Robert Delahue was a powerful man, and held a lot of sway in many fields. He claimed he was a politician. His official job, on the records, was chairperson advisory to Geotech Co. They work in financial advice I believe, or else software. It doesn’t matter, really, except that Delahue worked there the occasional Monday. Money had never been a problem, it found him on its own. He lived summers in a beach-house in Florida, drinking martinis by the pool, while ladies massaged his feet at twenty bucks an hour. You know the type I’m sure.

      Yes, Delahue had an eye for opportunity. Manipulative, risky, and dangerous, he always got what he wanted. He was arrogant, proud, and vain, but clever as a fox. He would break you down, tear you apart, until you couldn’t breathe to beg for mercy. And if you still got on his bad side, well, accidents happen.

      Of course, no one ever saw that side of him. He lived two lives, really. In one he donated to charities, and volunteered on walks to help cure AIDS, or cancer, or whatever. But only for the tax deductions. He was an eligible bachelor. He went to parties and hung out with mayors and department heads, flirting idly with their girlfriends and wives. This was the life people saw. The other life lied in the shadows. Parking garages. Fake data. Missing accounts. Men with no names. Money that left no trails. Cash, drugs, the city at dark. Drives to the dock at midnight. Which of these lives was the mask, the lie, I’ll never know. I didn’t ask. He played his games, relishing in the challenge.

      Every moment was a decision. A second was money lost. He was always on his toes, balancing the world in conversations over iced tea or coffee. He didn’t sleep. The doctor subscribed him masses of pills. Stress, he said, insomnia. That was only part of it. Sleep took time, time meant money, business, life. Even stress took effort he couldn’t spare. He was cool, calm, collected. You wanted to punch him, wipe that sly smile off his face, make him look at you straight. Tussle his hair. I’m sure he would have laughed it off, always calm, even when you had lost it, sweating in the leather clad offices with the designer drapes.

      He knew the ropes. Not a man up top didn’t know the name of Robert Delahue. And he knew every one of them as well. He also knew the men on the streets, the ones who ruled the alleys, the dredges of society. Not high class, but powerful. Ugly men. The slum lords, the drug kings. He knew them all, and pity the man who didn’t know him. Of course, if you got on his good side, you lived the life men dream of.

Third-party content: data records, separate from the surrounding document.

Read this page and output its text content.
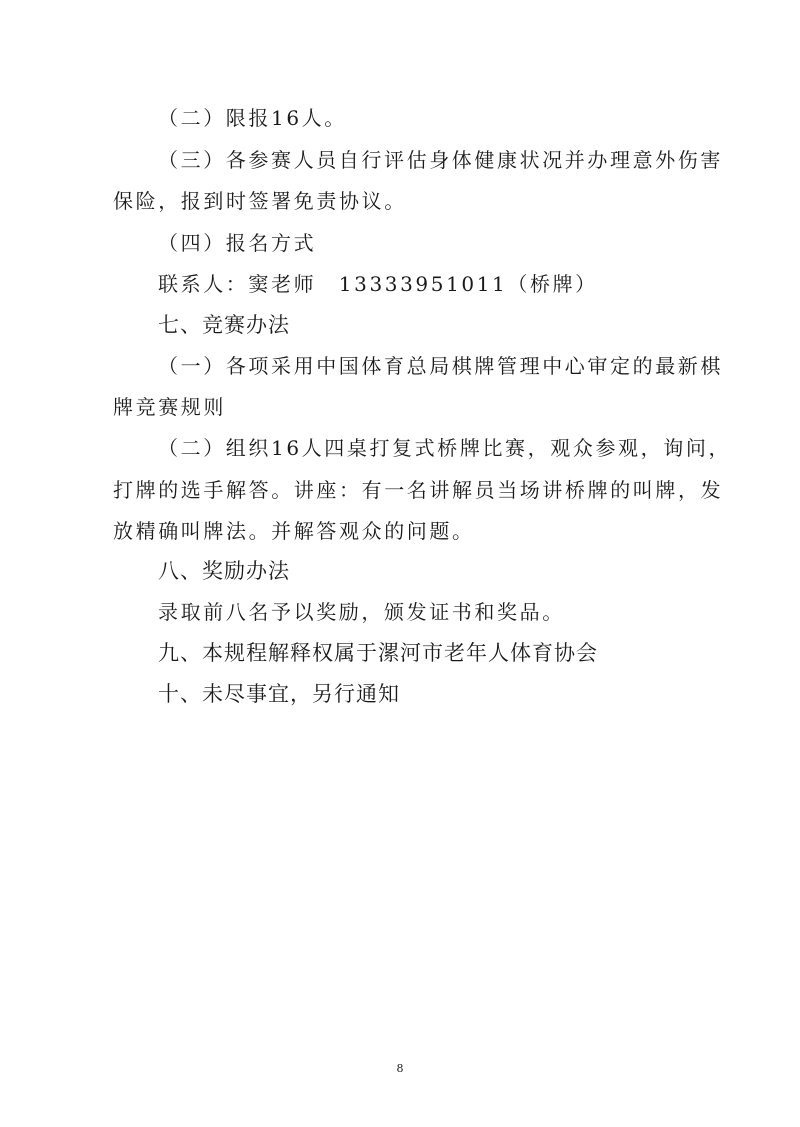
（二）限报16人。
（三）各参赛人员自行评估身体健康状况并办理意外伤害
保险，报到时签署免责协议。
（四）报名方式
联系人：窦老师　13333951011（桥牌）
七、竞赛办法
（一）各项采用中国体育总局棋牌管理中心审定的最新棋
牌竞赛规则
（二）组织16人四桌打复式桥牌比赛，观众参观，询问，
打牌的选手解答。讲座：有一名讲解员当场讲桥牌的叫牌，发
放精确叫牌法。并解答观众的问题。
八、奖励办法
录取前八名予以奖励，颁发证书和奖品。
九、本规程解释权属于漯河市老年人体育协会
十、未尽事宜，另行通知
8
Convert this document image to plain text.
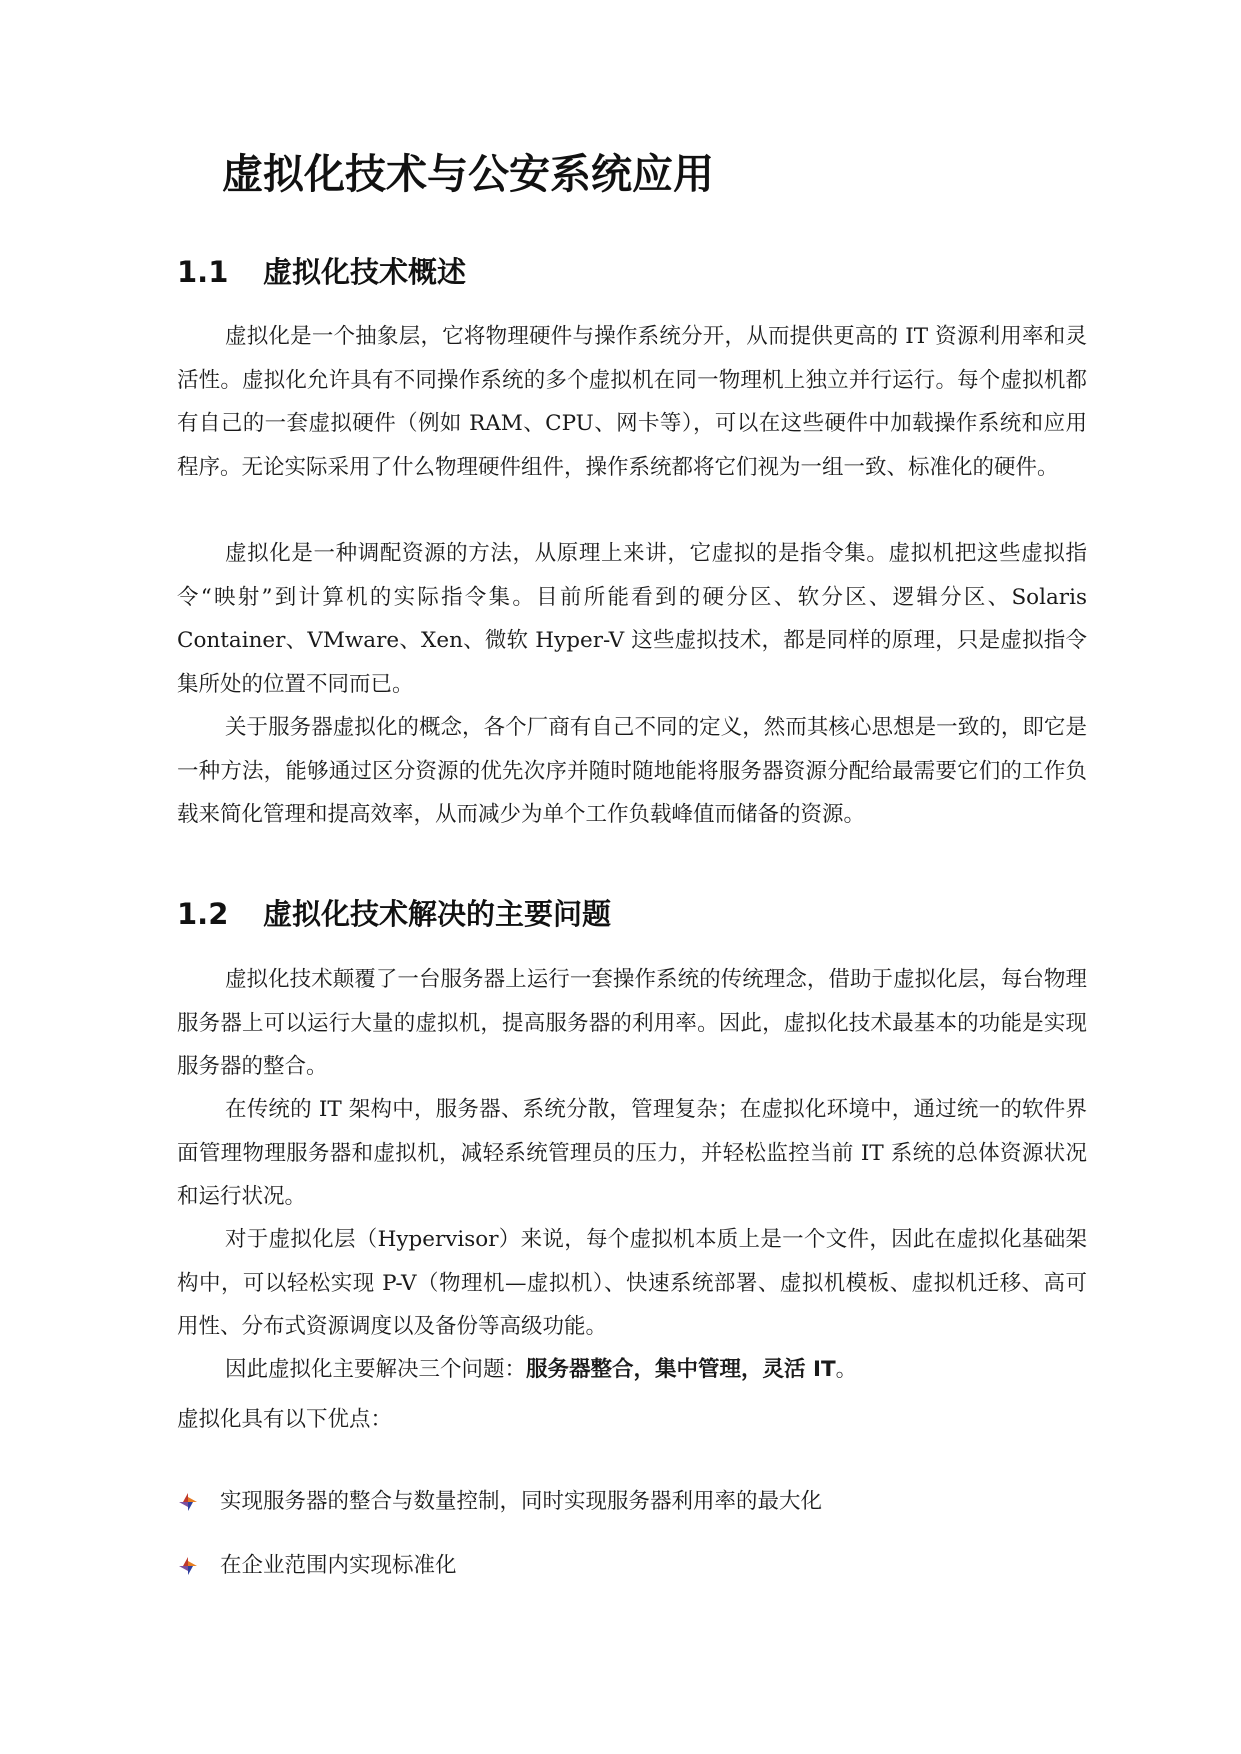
虚拟化技术与公安系统应用
1.1 虚拟化技术概述

虚拟化是一个抽象层，它将物理硬件与操作系统分开，从而提供更高的 IT 资源利用率和灵活性。虚拟化允许具有不同操作系统的多个虚拟机在同一物理机上独立并行运行。每个虚拟机都有自己的一套虚拟硬件（例如 RAM、CPU、网卡等），可以在这些硬件中加载操作系统和应用程序。无论实际采用了什么物理硬件组件，操作系统都将它们视为一组一致、标准化的硬件。

虚拟化是一种调配资源的方法，从原理上来讲，它虚拟的是指令集。虚拟机把这些虚拟指令“映射”到计算机的实际指令集。目前所能看到的硬分区、软分区、逻辑分区、Solaris Container、VMware、Xen、微软 Hyper-V 这些虚拟技术，都是同样的原理，只是虚拟指令集所处的位置不同而已。

关于服务器虚拟化的概念，各个厂商有自己不同的定义，然而其核心思想是一致的，即它是一种方法，能够通过区分资源的优先次序并随时随地能将服务器资源分配给最需要它们的工作负载来简化管理和提高效率，从而减少为单个工作负载峰值而储备的资源。

1.2 虚拟化技术解决的主要问题

虚拟化技术颠覆了一台服务器上运行一套操作系统的传统理念，借助于虚拟化层，每台物理服务器上可以运行大量的虚拟机，提高服务器的利用率。因此，虚拟化技术最基本的功能是实现服务器的整合。

在传统的 IT 架构中，服务器、系统分散，管理复杂；在虚拟化环境中，通过统一的软件界面管理物理服务器和虚拟机，减轻系统管理员的压力，并轻松监控当前 IT 系统的总体资源状况和运行状况。

对于虚拟化层（Hypervisor）来说，每个虚拟机本质上是一个文件，因此在虚拟化基础架构中，可以轻松实现 P-V（物理机—虚拟机）、快速系统部署、虚拟机模板、虚拟机迁移、高可用性、分布式资源调度以及备份等高级功能。

因此虚拟化主要解决三个问题：服务器整合，集中管理，灵活 IT。

虚拟化具有以下优点：

实现服务器的整合与数量控制，同时实现服务器利用率的最大化
在企业范围内实现标准化
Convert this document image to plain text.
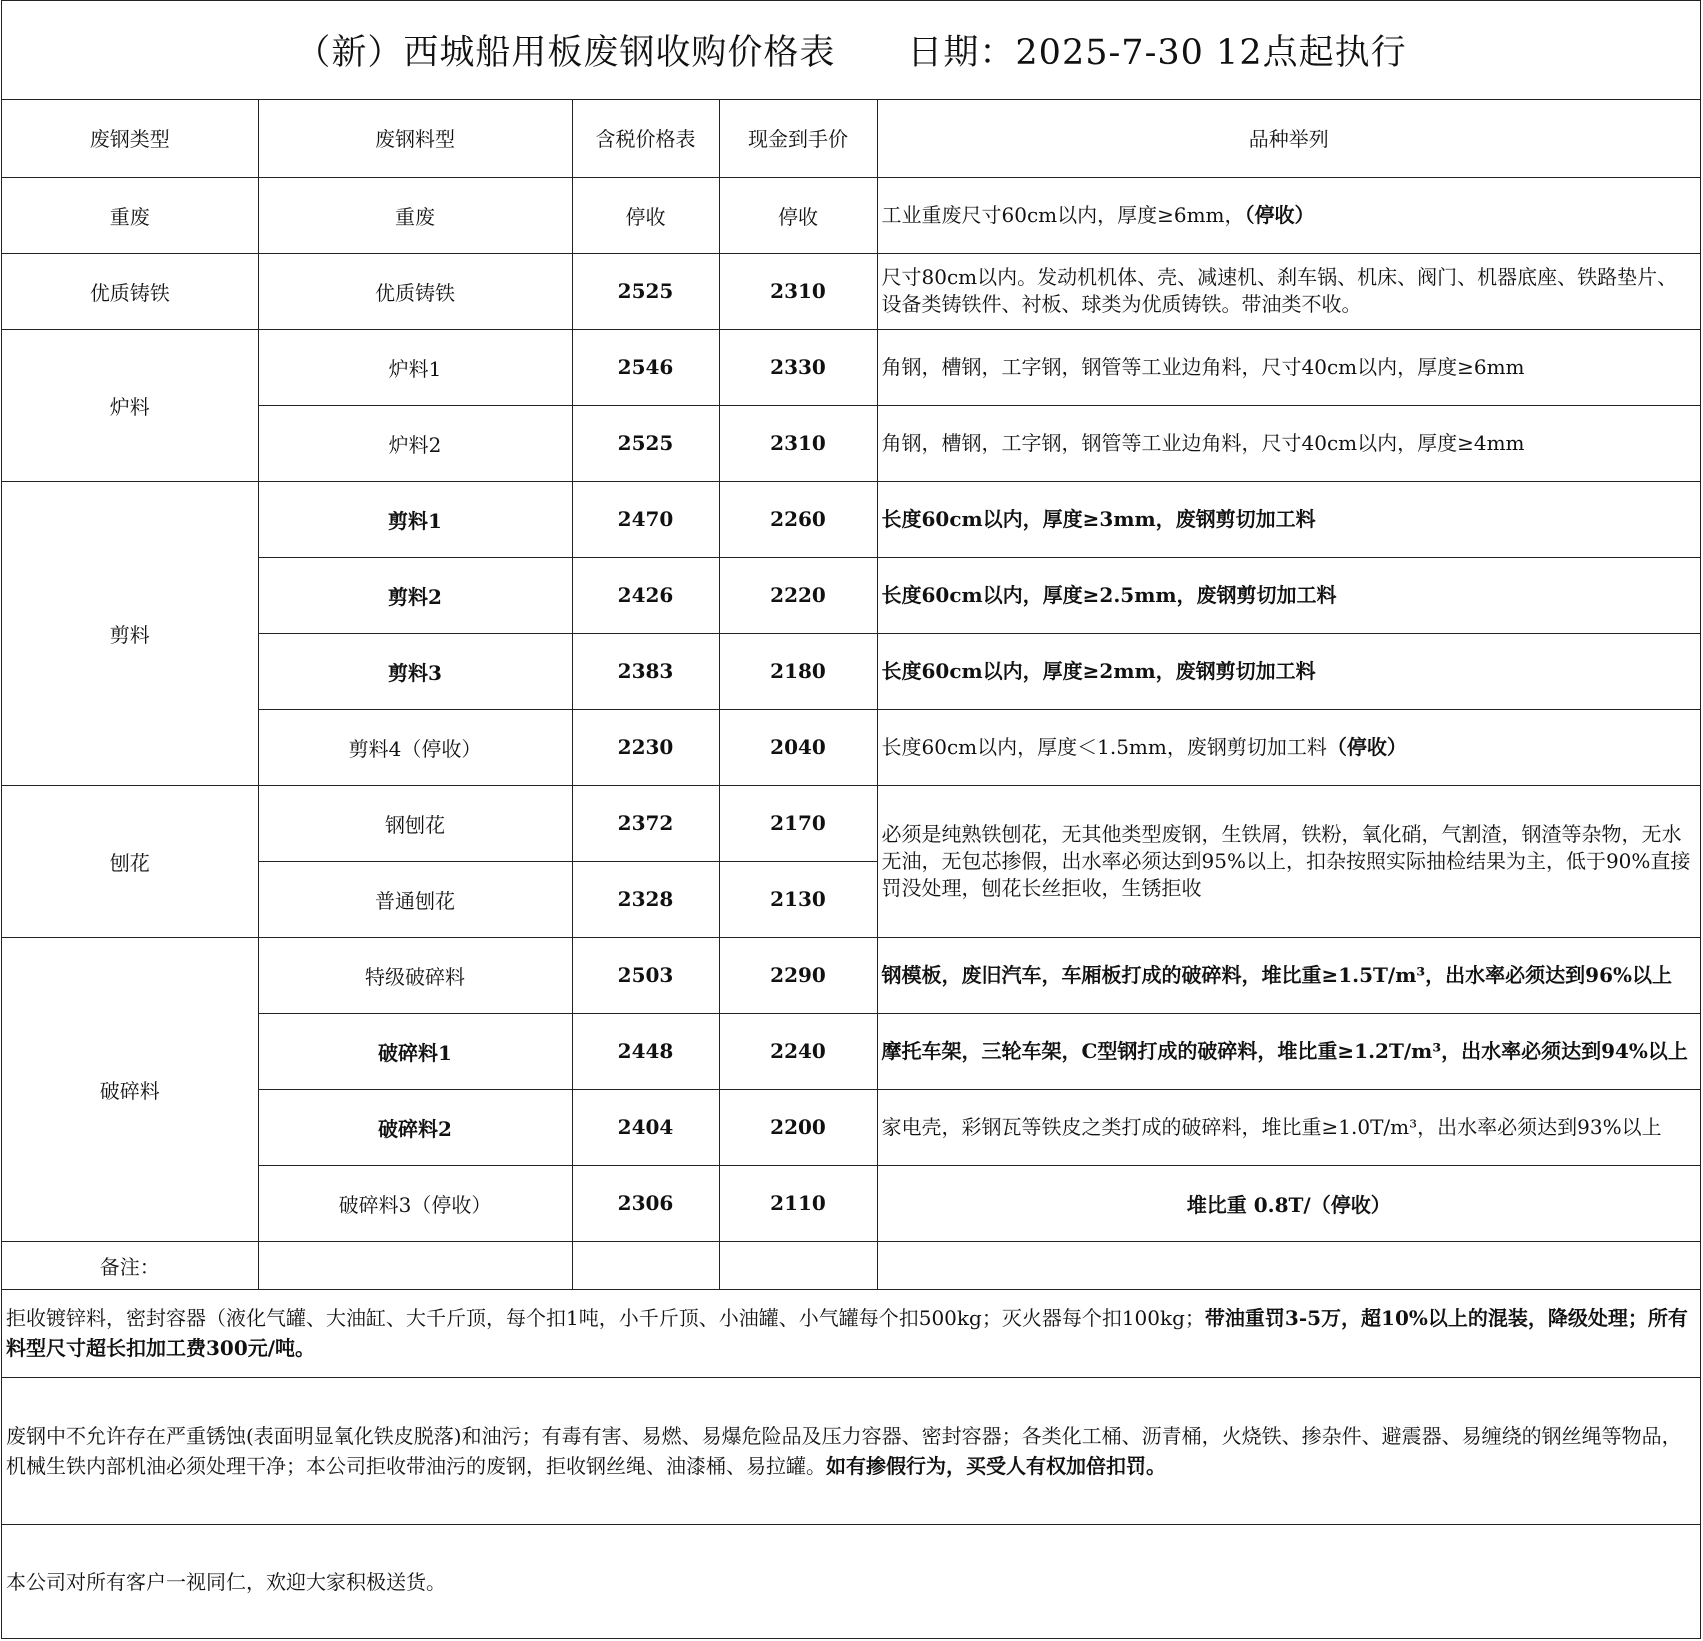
（新）西城船用板废钢收购价格表 日期：2025-7-30 12点起执行
废钢类型	废钢料型	含税价格表	现金到手价	品种举列
重废	重废	停收	停收	工业重废尺寸60cm以内，厚度≥6mm，（停收）
优质铸铁	优质铸铁	2525	2310	尺寸80cm以内。发动机机体、壳、减速机、刹车锅、机床、阀门、机器底座、铁路垫片、设备类铸铁件、衬板、球类为优质铸铁。带油类不收。
炉料	炉料1	2546	2330	角钢，槽钢，工字钢，钢管等工业边角料，尺寸40cm以内，厚度≥6mm
	炉料2	2525	2310	角钢，槽钢，工字钢，钢管等工业边角料，尺寸40cm以内，厚度≥4mm
剪料	剪料1	2470	2260	长度60cm以内，厚度≥3mm，废钢剪切加工料
	剪料2	2426	2220	长度60cm以内，厚度≥2.5mm，废钢剪切加工料
	剪料3	2383	2180	长度60cm以内，厚度≥2mm，废钢剪切加工料
	剪料4（停收）	2230	2040	长度60cm以内，厚度＜1.5mm，废钢剪切加工料（停收）
刨花	钢刨花	2372	2170	必须是纯熟铁刨花，无其他类型废钢，生铁屑，铁粉，氧化硝，气割渣，钢渣等杂物，无水无油，无包芯掺假，出水率必须达到95%以上，扣杂按照实际抽检结果为主，低于90%直接罚没处理，刨花长丝拒收，生锈拒收
	普通刨花	2328	2130	
破碎料	特级破碎料	2503	2290	钢模板，废旧汽车，车厢板打成的破碎料，堆比重≥1.5T/m³，出水率必须达到96%以上
	破碎料1	2448	2240	摩托车架，三轮车架，C型钢打成的破碎料，堆比重≥1.2T/m³，出水率必须达到94%以上
	破碎料2	2404	2200	家电壳，彩钢瓦等铁皮之类打成的破碎料，堆比重≥1.0T/m³，出水率必须达到93%以上
	破碎料3（停收）	2306	2110	堆比重 0.8T/（停收）
备注：				
拒收镀锌料，密封容器（液化气罐、大油缸、大千斤顶，每个扣1吨，小千斤顶、小油罐、小气罐每个扣500kg；灭火器每个扣100kg；带油重罚3-5万，超10%以上的混装，降级处理；所有料型尺寸超长扣加工费300元/吨。
废钢中不允许存在严重锈蚀(表面明显氧化铁皮脱落)和油污；有毒有害、易燃、易爆危险品及压力容器、密封容器；各类化工桶、沥青桶，火烧铁、掺杂件、避震器、易缠绕的钢丝绳等物品，机械生铁内部机油必须处理干净；本公司拒收带油污的废钢，拒收钢丝绳、油漆桶、易拉罐。如有掺假行为，买受人有权加倍扣罚。
本公司对所有客户一视同仁，欢迎大家积极送货。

      Yes, Delahue really had it made. The world at his fingertips. It was all his. Just a thing to occupy him for the moment. He might have tired of it eventually, found some new toy. Global domination perhaps. And all with style, one crooked politician at a time, He never would have been the king, or president, but he would have controlled the one who was, brought them all together.

      But I killed him, ended it all. And the world is better for it.